The question of “what has changed,” is valid. I’ve described in length the in-patient Ketamine infusions I have received from Jefferson Headache Clinic. My last and third visit for Ketamine was mid-October 2015. Something was different this time. Due to the timing of my admission, the Ketamine was increased slower than in the past. I think it helped my body to adjust.

Double vision and dizziness

I typically get double vision at the highest dose, which I didn’t. I could even tolerate watching a little TV. I always try to be active in the hospital although it’s hard when the meds can make you dizzy. I managed not only to take one or two walks around the floor a day, I even rolled out my yoga mat (under supervision, of course).

A new migraine treatment plan

My summer had been plagued with non-stop migraines with aura. Those are the most intense, painful and hard to control. My headache specialist and I had come up with a plan to see if I could get some relief. I would get Botox, four weeks later I’d do a nerve block, same thing four weeks later, and then it would be time for my next Botox. This approach seemed to make a difference, but I still couldn’t knock the auras. My local headache specialist sent me to Jefferson who quickly made an appointment for me to go in for a five-day Ketamine infusion. They say the better you feel when you enter the hospital, the better the outcome. For the first time, I can attest to this.
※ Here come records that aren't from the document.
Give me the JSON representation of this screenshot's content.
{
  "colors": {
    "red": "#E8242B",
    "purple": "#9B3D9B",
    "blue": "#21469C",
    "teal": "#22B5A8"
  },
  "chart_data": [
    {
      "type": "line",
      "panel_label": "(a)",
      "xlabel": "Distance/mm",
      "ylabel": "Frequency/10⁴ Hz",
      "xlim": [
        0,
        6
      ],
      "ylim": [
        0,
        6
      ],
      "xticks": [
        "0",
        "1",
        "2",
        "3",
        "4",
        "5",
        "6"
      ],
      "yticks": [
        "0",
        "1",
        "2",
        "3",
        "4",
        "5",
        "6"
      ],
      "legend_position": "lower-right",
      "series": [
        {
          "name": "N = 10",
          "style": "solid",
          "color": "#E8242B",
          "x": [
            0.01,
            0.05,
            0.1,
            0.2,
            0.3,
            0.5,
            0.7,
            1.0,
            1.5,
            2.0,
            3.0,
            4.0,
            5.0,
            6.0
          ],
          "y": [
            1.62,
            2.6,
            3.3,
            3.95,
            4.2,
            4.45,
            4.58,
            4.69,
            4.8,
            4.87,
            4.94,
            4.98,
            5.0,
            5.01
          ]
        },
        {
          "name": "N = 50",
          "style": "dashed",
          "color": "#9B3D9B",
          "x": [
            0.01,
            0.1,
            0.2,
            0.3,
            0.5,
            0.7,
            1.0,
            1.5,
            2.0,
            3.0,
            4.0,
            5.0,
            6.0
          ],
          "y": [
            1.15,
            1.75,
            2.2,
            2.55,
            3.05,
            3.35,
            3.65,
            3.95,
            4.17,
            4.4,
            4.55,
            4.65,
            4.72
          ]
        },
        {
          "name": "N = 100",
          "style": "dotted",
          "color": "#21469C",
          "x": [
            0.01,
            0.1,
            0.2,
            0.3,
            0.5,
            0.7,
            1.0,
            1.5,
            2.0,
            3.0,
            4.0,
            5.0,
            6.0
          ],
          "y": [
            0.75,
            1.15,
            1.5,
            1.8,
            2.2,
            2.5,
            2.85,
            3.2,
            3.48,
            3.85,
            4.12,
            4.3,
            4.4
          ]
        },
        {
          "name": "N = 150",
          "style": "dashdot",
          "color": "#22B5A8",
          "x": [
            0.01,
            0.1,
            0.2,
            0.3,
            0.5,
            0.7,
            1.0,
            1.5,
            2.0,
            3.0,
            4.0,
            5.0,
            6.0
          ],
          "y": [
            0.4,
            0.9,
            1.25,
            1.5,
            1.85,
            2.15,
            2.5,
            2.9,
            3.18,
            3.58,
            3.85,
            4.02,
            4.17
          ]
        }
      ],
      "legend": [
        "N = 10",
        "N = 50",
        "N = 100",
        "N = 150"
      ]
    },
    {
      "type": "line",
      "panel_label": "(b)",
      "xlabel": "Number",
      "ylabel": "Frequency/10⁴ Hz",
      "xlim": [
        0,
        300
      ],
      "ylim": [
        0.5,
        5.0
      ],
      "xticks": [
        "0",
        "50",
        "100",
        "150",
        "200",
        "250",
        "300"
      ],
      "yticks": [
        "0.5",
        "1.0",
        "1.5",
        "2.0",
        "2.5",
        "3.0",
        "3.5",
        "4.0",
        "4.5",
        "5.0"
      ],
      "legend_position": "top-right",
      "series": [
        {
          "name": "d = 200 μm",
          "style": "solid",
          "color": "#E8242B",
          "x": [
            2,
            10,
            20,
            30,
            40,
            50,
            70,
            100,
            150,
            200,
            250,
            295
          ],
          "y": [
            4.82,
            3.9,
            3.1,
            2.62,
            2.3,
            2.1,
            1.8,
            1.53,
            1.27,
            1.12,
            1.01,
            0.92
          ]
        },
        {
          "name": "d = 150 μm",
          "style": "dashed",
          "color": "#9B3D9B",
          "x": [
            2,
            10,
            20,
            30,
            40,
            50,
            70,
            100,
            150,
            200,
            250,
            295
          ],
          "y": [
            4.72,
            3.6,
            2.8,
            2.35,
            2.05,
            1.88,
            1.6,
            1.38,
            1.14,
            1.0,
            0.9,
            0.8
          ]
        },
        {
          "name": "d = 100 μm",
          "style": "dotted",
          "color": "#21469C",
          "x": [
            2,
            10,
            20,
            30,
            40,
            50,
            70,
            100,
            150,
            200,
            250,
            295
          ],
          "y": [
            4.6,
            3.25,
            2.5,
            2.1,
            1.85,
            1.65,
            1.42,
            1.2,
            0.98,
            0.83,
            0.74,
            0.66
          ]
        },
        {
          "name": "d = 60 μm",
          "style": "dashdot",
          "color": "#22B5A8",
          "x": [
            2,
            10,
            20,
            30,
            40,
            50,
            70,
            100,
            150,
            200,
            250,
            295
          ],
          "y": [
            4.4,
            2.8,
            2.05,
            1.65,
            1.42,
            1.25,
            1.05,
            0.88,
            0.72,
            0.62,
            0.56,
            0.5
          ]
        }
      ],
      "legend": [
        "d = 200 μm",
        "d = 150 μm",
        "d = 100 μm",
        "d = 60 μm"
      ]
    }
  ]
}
Getting back to myself slowly

When I got home, I pushed myself to recover. Within a week, I felt comfortable driving, running errands and taking guests. Previously it was at least a month before I felt like myself. I still need naps and to take my meds and do yoga and meditation. Just because I’m more functional doesn’t mean that I can neglect those things.

Waiting for the next migraine

I’ve been able to enjoy more dinner parties or visits with friends. I have to save my energy, but I have more of it now. Of course, I’m waiting for the other shoe to drop. After four years of this, I know it will happen. But right now I’m taking full advantage. Maybe that’s not the right approach either. I could be doing too much, therefore inviting the destructive migraine monster to appear sooner rather than later. I just have to decide day by day what my body can and should handle.

Even if by some miracle this feeling lasted for another year, I wouldn’t even consider going back to work. I’d likely need regular Ketamine infusions, Botox and nerve blocks to maintain the level I am in currently.